Governor Approves More Cannabis Laws And Vetoes Billboards

Governor of California Gavin Newsom signed three new bills that would affect the unregulated and regulated cannabis markets in the US state. The move follows the news regarding minimum mandatory sentences applicable to nonviolent drug offences.

 

Assembly Bill 1138 speaks to civil enforcement concerning unlawful activity in the cannabis industry. As per the latest legislation, an individual who does unlicensed activity in the commercial cannabis sector will face civil penalties thrice more than the related license fee per violation. Every single day that person does the cannabis business will be regarded as an individual violation of the section. The same penalty will apply to any person who aids or abets another in the business.

 

With the fine amounts, the government of California will reimburse the Office of the Attorney General, the US county or city lawyer that looks into each offender. The state Attorney General would get the case if there are over 750,000 people living in the city. All of this is separate from the criminal penalties that the unlicensed operator faces.

 

LA Weekly communicated with Deputy Director of California NORML Ellen Komp for her views about the laws and more. About Assembly Bill 1138, Komp stated that the triple license fines can be levied for as many as three years. She also said that the industry likes the bill, even as she does not fancy it.

 

Assembly Bill 1222 is another bill that Governor Newsom signed into law. It pertains to the packaging that concerns the cannabis beverages sector, which is booming. The law necessitates not only labeling every cannabis beverage before being put in child-resistant and tamper-evident packaging but also meeting the California Cannabis Track and Trace (CCTT) program requirements. Komp has no reservations with the language of the draft law and reckons that the market for beverages is expanding.

 

The final bill that Newsom signed into law is Senate Bill 544 and will affect the THC-high cannabis industry the most. It will necessitate the Department of Cannabis Control (DCC) to set a standard method of phytocannabinoids testing by January 01, 2023. If DCC establishes it, there would be standard operating procedures mandatory for the cannabis industry to use, versus whatever changes the tetrahydrocannabinol quantities the most.

As a result of standardizing how cannabis is tested, laboratories would create value differently from how these do right now. Some people entered the cannabis industry as they are cannabis nerds who wished to spend a lot of time testing pot in laboratories. However, there is also a shadier group of cannabis nerds. The shadier people will possibly spend many of their days before December 31, 2022, making those quantities maximum attractive to their customers.

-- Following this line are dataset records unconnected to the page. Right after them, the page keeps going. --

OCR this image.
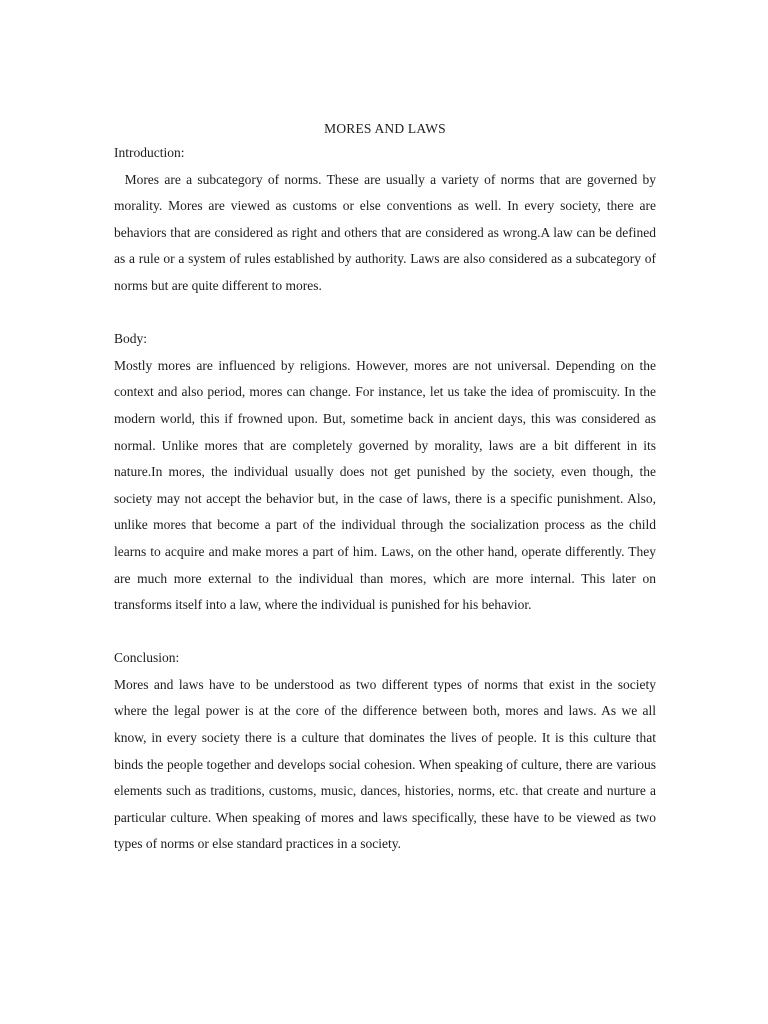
MORES AND LAWS

Introduction:

Mores are a subcategory of norms. These are usually a variety of norms that are governed by morality. Mores are viewed as customs or else conventions as well. In every society, there are behaviors that are considered as right and others that are considered as wrong.A law can be defined as a rule or a system of rules established by authority. Laws are also considered as a subcategory of norms but are quite different to mores.

Body:

Mostly mores are influenced by religions. However, mores are not universal. Depending on the context and also period, mores can change. For instance, let us take the idea of promiscuity. In the modern world, this if frowned upon. But, sometime back in ancient days, this was considered as normal. Unlike mores that are completely governed by morality, laws are a bit different in its nature.In mores, the individual usually does not get punished by the society, even though, the society may not accept the behavior but, in the case of laws, there is a specific punishment. Also, unlike mores that become a part of the individual through the socialization process as the child learns to acquire and make mores a part of him. Laws, on the other hand, operate differently. They are much more external to the individual than mores, which are more internal. This later on transforms itself into a law, where the individual is punished for his behavior.

Conclusion:

Mores and laws have to be understood as two different types of norms that exist in the society where the legal power is at the core of the difference between both, mores and laws. As we all know, in every society there is a culture that dominates the lives of people. It is this culture that binds the people together and develops social cohesion. When speaking of culture, there are various elements such as traditions, customs, music, dances, histories, norms, etc. that create and nurture a particular culture. When speaking of mores and laws specifically, these have to be viewed as two types of norms or else standard practices in a society.
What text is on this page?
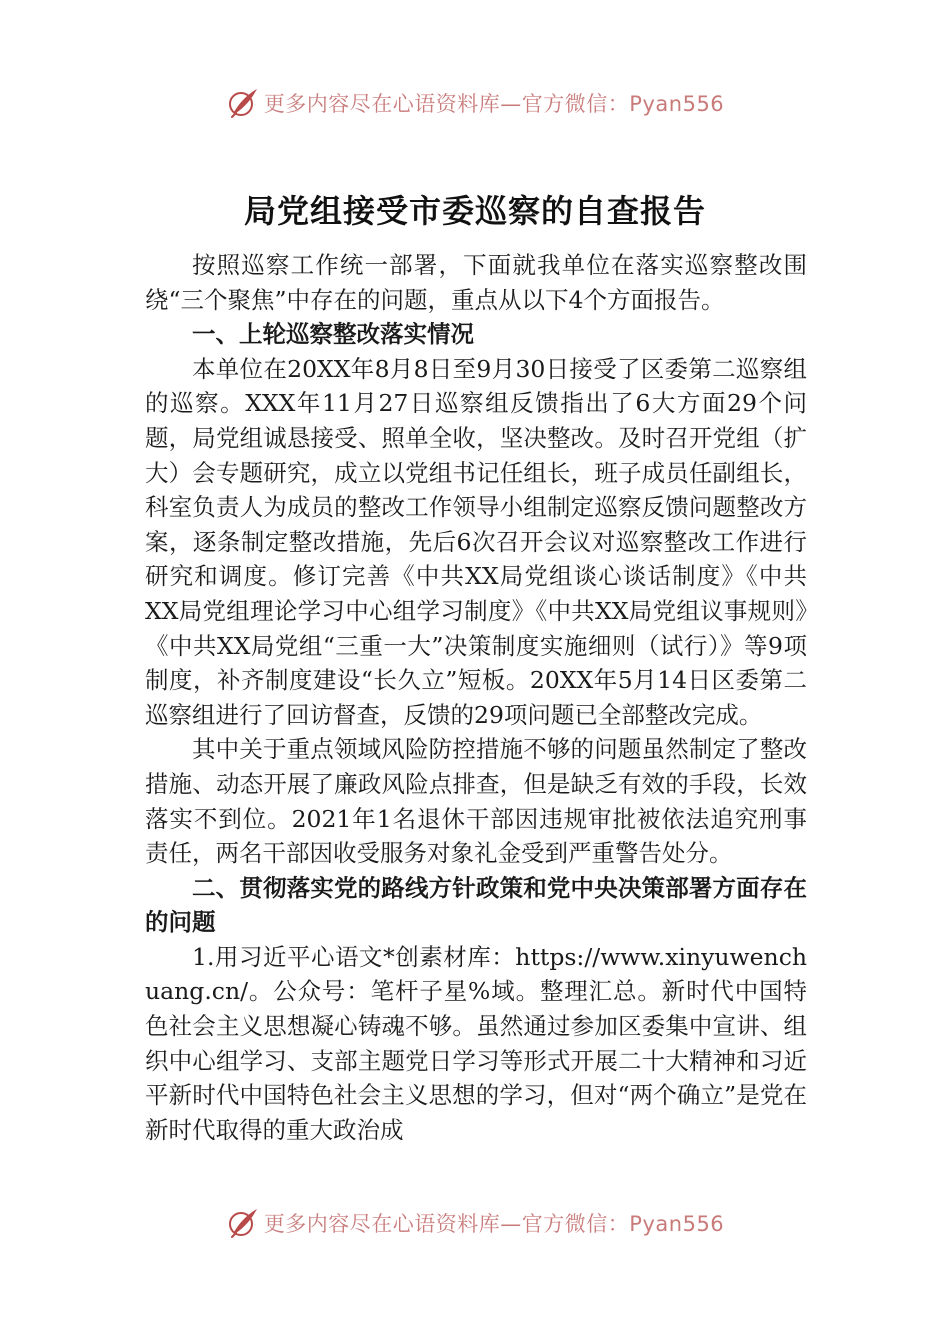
更多内容尽在心语资料库—官方微信：Pyan556
局党组接受市委巡察的自查报告

按照巡察工作统一部署，下面就我单位在落实巡察整改围绕“三个聚焦”中存在的问题，重点从以下4个方面报告。

一、上轮巡察整改落实情况

本单位在20XX年8月8日至9月30日接受了区委第二巡察组的巡察。XXX年11月27日巡察组反馈指出了6大方面29个问题，局党组诚恳接受、照单全收，坚决整改。及时召开党组（扩大）会专题研究，成立以党组书记任组长，班子成员任副组长，科室负责人为成员的整改工作领导小组制定巡察反馈问题整改方案，逐条制定整改措施，先后6次召开会议对巡察整改工作进行研究和调度。修订完善《中共XX局党组谈心谈话制度》《中共XX局党组理论学习中心组学习制度》《中共XX局党组议事规则》《中共XX局党组“三重一大”决策制度实施细则（试行）》等9项制度，补齐制度建设“长久立”短板。20XX年5月14日区委第二巡察组进行了回访督查，反馈的29项问题已全部整改完成。

其中关于重点领域风险防控措施不够的问题虽然制定了整改措施、动态开展了廉政风险点排查，但是缺乏有效的手段，长效落实不到位。2021年1名退休干部因违规审批被依法追究刑事责任，两名干部因收受服务对象礼金受到严重警告处分。

二、贯彻落实党的路线方针政策和党中央决策部署方面存在的问题

1.用习近平心语文*创素材库：https://www.xinyuwenchuang.cn/。公众号：笔杆子星%域。整理汇总。新时代中国特色社会主义思想凝心铸魂不够。虽然通过参加区委集中宣讲、组织中心组学习、支部主题党日学习等形式开展二十大精神和习近平新时代中国特色社会主义思想的学习，但对“两个确立”是党在新时代取得的重大政治成

更多内容尽在心语资料库—官方微信：Pyan556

When everyone adheres to identical rules, laboratories would put more emphasis on value than shopping about for THC quantities, presuming that that is enforcement. LA Weekly also communicated with one of California’s oldest laboratories, SC Labs, for its views about the law.

Founder of SC Labs Josh Wurzer said that it likes the plan of the law to standardize tetrahydrocannabinol numbers across the cannabis industry. Nevertheless, it believes that some laboratories could inflate tetrahydrocannabinol values even with the standardized method in place, whereas other labs cannot act freely in terms of method improvement and innovation. Wurzer wants to identify the reference laboratory that specializes in surveillance activity to know whether any labs are releasing bad data instead of forcing the whole industry into one method.

Komp stated that California NORML was OK with better cannabis testing standards as well as regards the latest progress on cannabis sativa in Sacramento as noteworthy. She regards the passing of Assembly Bill 45 as the main news here. The bill allows the use of hemp, hemp derivatives, extracts or phytocannabinoids in beverages, dietary supplements, pet food, cosmetics, or other food items. She also stated that California NORML opposed the prohibition of smokable hemp before it was lifted but only after it was taxed.

In her closing arguments, Komp stated that there was no announcement about Assembly Bill 1302, which would allow cannabis billboards under some restrictions in California. Anyhow, some time later, Governor Newsom vetoed Assembly Bill 1302 while citing his lack of desire to compromise the protections that legislators approved in Proposition 64.